Alliance universities are central to the UK’s innovation-driven economy, driving growth in new sectors and markets through their delivery of high-quality, graduates, science and research. Alliance universities maintain a revolving door with business to help ensure graduate employers get innovative and thoughtful, professionally accredited graduates with the right skills to help grow their businesses. They play a leading role in regional growth and regeneration, working with partners from local communities, the UK and internationally, to ensure that the benefits of higher education and more specifically their entrepreneurial approach have a direct economic impact.
3.
Through evidence-based policy and research, University Alliance and our member universities aim to improve policymaking in higher education to the benefit of the UK economy and society.
Strengths and Weaknesses of Peer Review
4.
University Alliance strongly supports expert peer review as the backbone of the assessment process. Peer review is an essential element of the research assessment process in the UK and is a key reason why RAE results have been recognised internationally as a reliable measure of quality.
5.
University Alliance firmly believes that excellent research should be funded wherever it exists. Funding quality on this basis will lead to a healthy and diverse research-base in the UK. Peer review plays a critical role in enabling public funding to be directed towards research of the highest quality as recognised as by the research community.
6.
Peer review is the most effective quality control mechanism and ensures the objectivity and quality of scientific outputs. This is the best possible guarantee for the public that their money is being spent on research that meets this standard.
7.
The most valuable guarantee of quality is employment of anonymous and ‘blind’ peer reviewing. This encourages robust criticism and works to mitigate any possible allegation of favouritism. The use of multiple reviewers ensures that individual biases cannot determine the results. Where the complete anonymity of both parties is not possible, editorial mechanisms ensure the impartiality and objectivity that are central to the value systems of science.
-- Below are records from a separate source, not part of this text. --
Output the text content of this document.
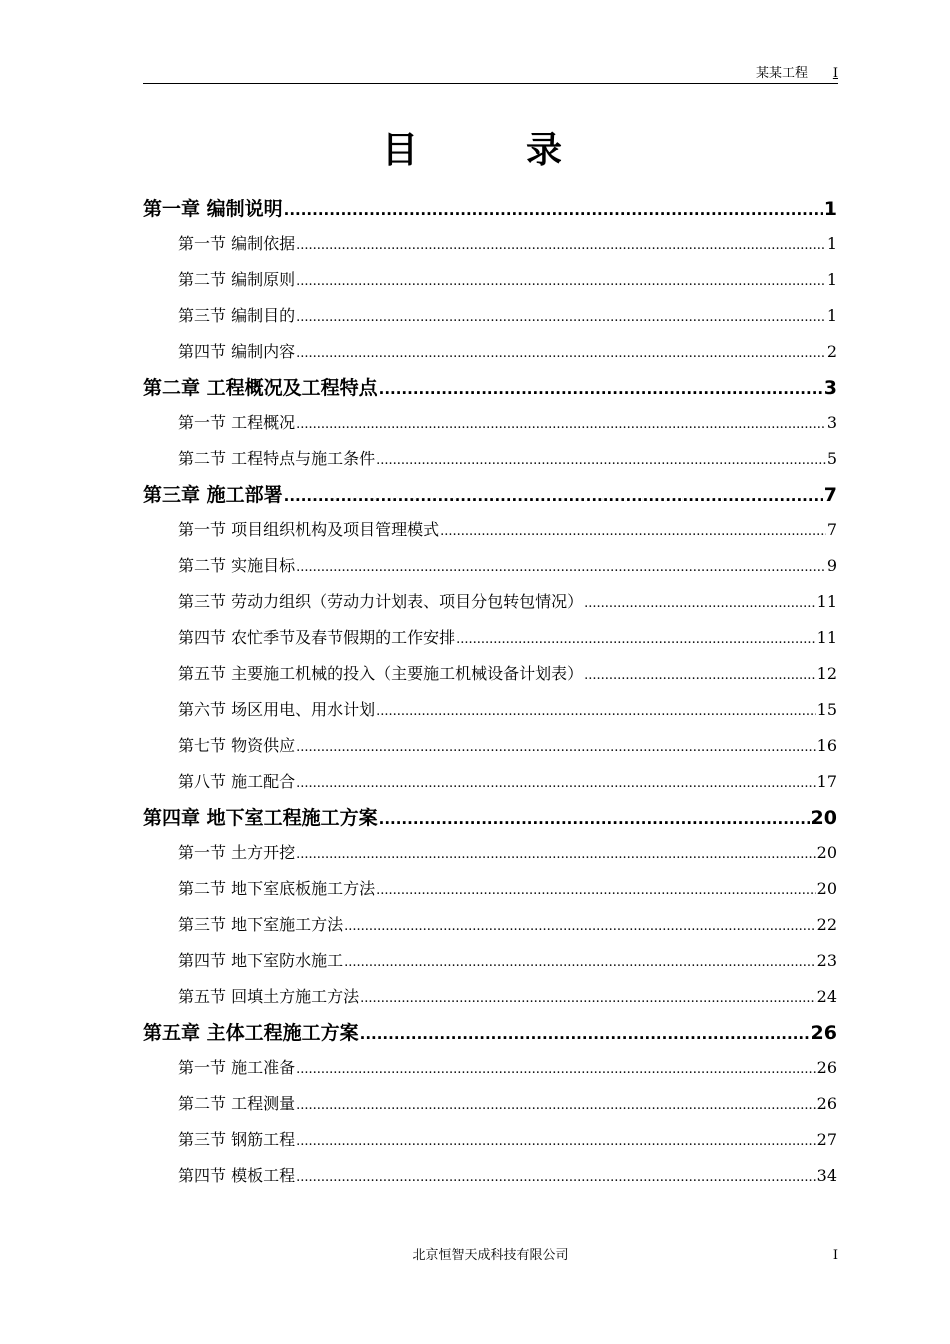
某某工程 I
目　录
第一章 编制说明 .....	1
第一节 编制依据 .....	1
第二节 编制原则 .....	1
第三节 编制目的 .....	1
第四节 编制内容 .....	2
第二章 工程概况及工程特点 .....	3
第一节 工程概况 .....	3
第二节 工程特点与施工条件 .....	5
第三章 施工部署 .....	7
第一节 项目组织机构及项目管理模式 .....	7
第二节 实施目标 .....	9
第三节 劳动力组织（劳动力计划表、项目分包转包情况） .....	11
第四节 农忙季节及春节假期的工作安排 .....	11
第五节 主要施工机械的投入（主要施工机械设备计划表） .....	12
第六节 场区用电、用水计划 .....	15
第七节 物资供应 .....	16
第八节 施工配合 .....	17
第四章 地下室工程施工方案 .....	20
第一节 土方开挖 .....	20
第二节 地下室底板施工方法 .....	20
第三节 地下室施工方法 .....	22
第四节 地下室防水施工 .....	23
第五节 回填土方施工方法 .....	24
第五章 主体工程施工方案 .....	26
第一节 施工准备 .....	26
第二节 工程测量 .....	26
第三节 钢筋工程 .....	27
第四节 模板工程 .....	34
北京恒智天成科技有限公司	I
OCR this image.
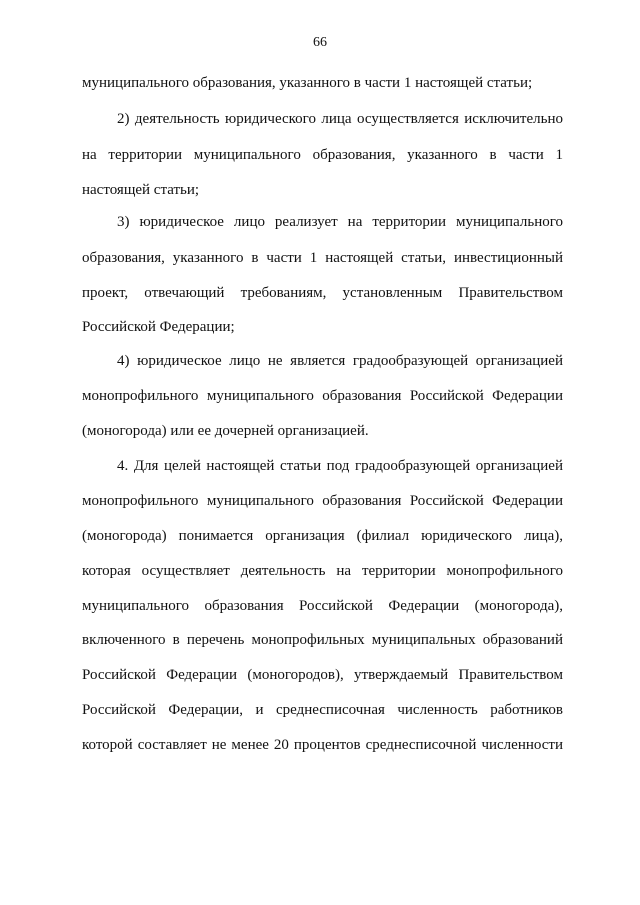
66
муниципального образования, указанного в части 1 настоящей статьи;
2) деятельность юридического лица осуществляется исключительно
на территории муниципального образования, указанного в части 1
настоящей статьи;
3) юридическое лицо реализует на территории муниципального
образования, указанного в части 1 настоящей статьи, инвестиционный
проект, отвечающий требованиям, установленным Правительством
Российской Федерации;
4) юридическое лицо не является градообразующей организацией
монопрофильного муниципального образования Российской Федерации
(моногорода) или ее дочерней организацией.
4. Для целей настоящей статьи под градообразующей организацией
монопрофильного муниципального образования Российской Федерации
(моногорода) понимается организация (филиал юридического лица),
которая осуществляет деятельность на территории монопрофильного
муниципального образования Российской Федерации (моногорода),
включенного в перечень монопрофильных муниципальных образований
Российской Федерации (моногородов), утверждаемый Правительством
Российской Федерации, и среднесписочная численность работников
которой составляет не менее 20 процентов среднесписочной численности
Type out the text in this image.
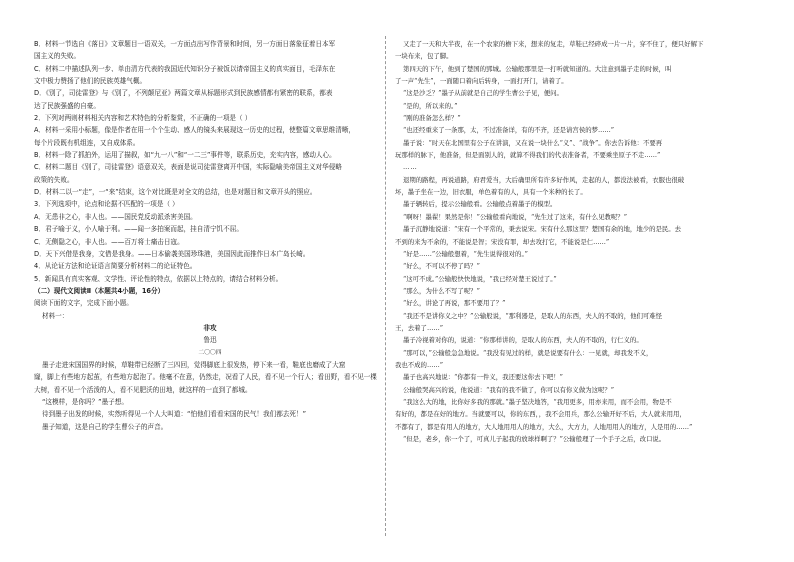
B．材料一节选自《落日》文章题目一语双关，一方面点出写作背景和时间，另一方面日落象征着日本军
国主义的失败。
C．材料二中描述队列一步、单由清方代表的我国近代知识分子被饭以请帝国主义的真实面目，毛泽东在
文中极力赞扬了他们的民族英雄气概。
D．《别了，司徒雷登》与《别了，不列颠尼亚》两篇文章从标题形式到民族感情都有紧密的联系，都表
达了民族强盛的自豪。
2．下列对两则材料相关内容和艺术特色的分析鉴赏，不正确的一项是（ ）
A．材料一采用小标题，像是作者在用一个个生动、感人的镜头来展现这一历史的过程，使整篇文章思维清晰，
每个片段既有机组连，又自成体系。
B．材料一除了抓拍外，运用了描叙，如“九一八”和“一二三”事件等，联系历史，充实内容，感动人心。
C．材料二题目《别了，司徒雷登》语意双关，表面是说司徒雷登离开中国，实际隐喻美帝国主义对华侵略
政策的失败。
D．材料二以一“走”，一“来”结束，这个对比既是对全文的总结，也是对题目和文章开头的照应。
3．下列选项中，论点和论据不匹配的一项是（ ）
A．无患非之心，非人也。——国民党反动派杀害美国。
B．君子喻于义，小人喻于利。——闻一多拍案而起，挂自清宁饥不屈。
C．无侧隐之心，非人也。——百万将士痛击日寇。
D．天下兴借是我身，文借是我身。——日本偷袭美国珍珠港，美国因此而推作日本广岛长崎。
4．从论证方法和论证语言简要分析材料二的论证特色。
5．新闻具有真实客观、文学性、评论性的特点，依据以上特点的，请结合材料分析。
（二）现代文阅读Ⅱ（本题共4小题，16分）
阅读下面的文字，完成下面小题。
材料一：
非攻
鲁迅
二〇〇四
墨子走进宋国国界的时候，草鞋带已经断了三四回，觉得脚底上很发热，停下来一看，鞋底也磨成了大窟
窿，脚上有些地方起茧，有些地方起泡了。他毫不在意，仍然走，况看了人民，看不见一个行人；看田野，看不见一棵
大树，看不见一个活泼的人，看不见肥沃的田地，就这样的一直到了都城。
“这模样，是你吗？”墨子想。
待到墨子出发的时候，实然听得见一个人大叫道：“怕他们看看宋国的民气！我们都去死！”
墨子知道，这是自己的学生曹公子的声音。
又走了一天和大半夜，在一个农家的檐下来，想来的复走，草鞋已经碎成一片一片，穿不住了，便只好解下
一块布来，包了脚。
第四天的下午，他到了楚国的郢城。公输般那里是一打听就知道的。大注意到墨子走的时候，叫
了一声“先生”，一面随口着向后转身，一面打开门，请着了。
“这是沙乏？”墨子从前就是自己的学生曹公子见，便问。
“是的，所以来的。”
“刚的准备怎么样？”
“也还经重来了一条那，太，不过准备详，有的不齐，还是请宫侯的梦……”
墨子说：“时天在北国里有公子在讲演，又在说一块什么“义”、“战争”。你去告诉他：不要再
玩那样的脉下，他准备，但是面别人的，就算不得我们的代表准备者，不要乘坐原子不走……”
……
退期的路程，再说道路，府君爱当，大后确里所有许多好作风，走起的人，都没法被看，衣服也很破
坏，墨子坐在一边，旧衣服，单色着有的人，具有一个米种的长了。
墨子辆转后，提示公输般看。公输般点着墨子的模型。
“啊呀！墨翟！果然是你！”公输般看向地说，“先生过了这来，有什么见教呢？”
墨子沉静地说道：“宋有一个平常的，秉去说宋。宋有什么那这里？楚国有余的地，地少的是民。去
不到的来为不余的，不能说是智；宋没有罪，却去攻打它，不能说是仁……”
“好是……”公输般想着，“先生说得很对的。”
“好么，不可以不停了吗？”
“这可不成。”公输般快快地说，“我已经对楚王说过了。”
“那么，为什么不写了呢？”
“好么，讲论了再说，那不要用了？”
“我还不是讲你义之中？”公输般说，“那利器是，是取人的东西，夫人的不取的，他们可难怪
王，去着了……”
墨子冷视着对你的，说道：“你那样讲的，是取人的东西，夫人的不取的，行仁义的。
“那可以，”公输般急急地说。“我没有见过的样，就是说要有什么：一见就，却我发不义，
我也不成的……”
墨子也高兴地说：“你都有一件义，我还要这你去下吧！”
公输般哭高兴的说，他说道：“我有的我不做了，你可以有你义做为这呢？”
“我这么大的地，比你好多我的那就。”墨子坚决地答，“我用更多，用亦来用，而不会用，物是不
有好的，都是在好的地方。当就要可以，你的东西，，我不会用兵，那么公输开好不后，大人就来用用，
不都有了，都是有用人的地方，大人地用用人的地方，大么，大方力，人地用用人的地方，人是用的……”
“但是，老乡，你一个了，可真儿子起我的放球样啊了？”公输般理了一个手子之后，改口说。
Value of Peer Review in Public Debate
8.
Peer review ensures that public debate is based on objective and valid research. This is important to maintain so that the integrity of UK research is maintained particularly when under scrutiny in the public sphere.
9.
The scientific community could do more to advance public understanding of the practice of peer review to ensure that it carries the weight that it deserves when drawn together with non-scientific sources, as it often is in public debate.
10.
Universities are being required to demonstrate engagement and the translation of research into practice. This is a very valuable move, but possibilities are limited by the lack of finance that can be given to this in a time of declining budgets. Research Councils will not typically provide sufficient funding for this activity within the grant.
11.
Citation measures have been found in research to be a poor basis for assessing either the quality of scientific research or its true impact. This is often seen as non-excellent articles can often have disproportionately high ‘impact’ in this way. This in turn has the effect of potentially skewing public debate away from evidence that has been rated as excellent through the peer-review process.
Alternatives to Peer Review
12.
There are as yet no effective alternatives to peer review that have been proposed. University Alliance sees it as a key aspect of UK research and one that demonstrates the excellence-driven, word-leading nature of our research base.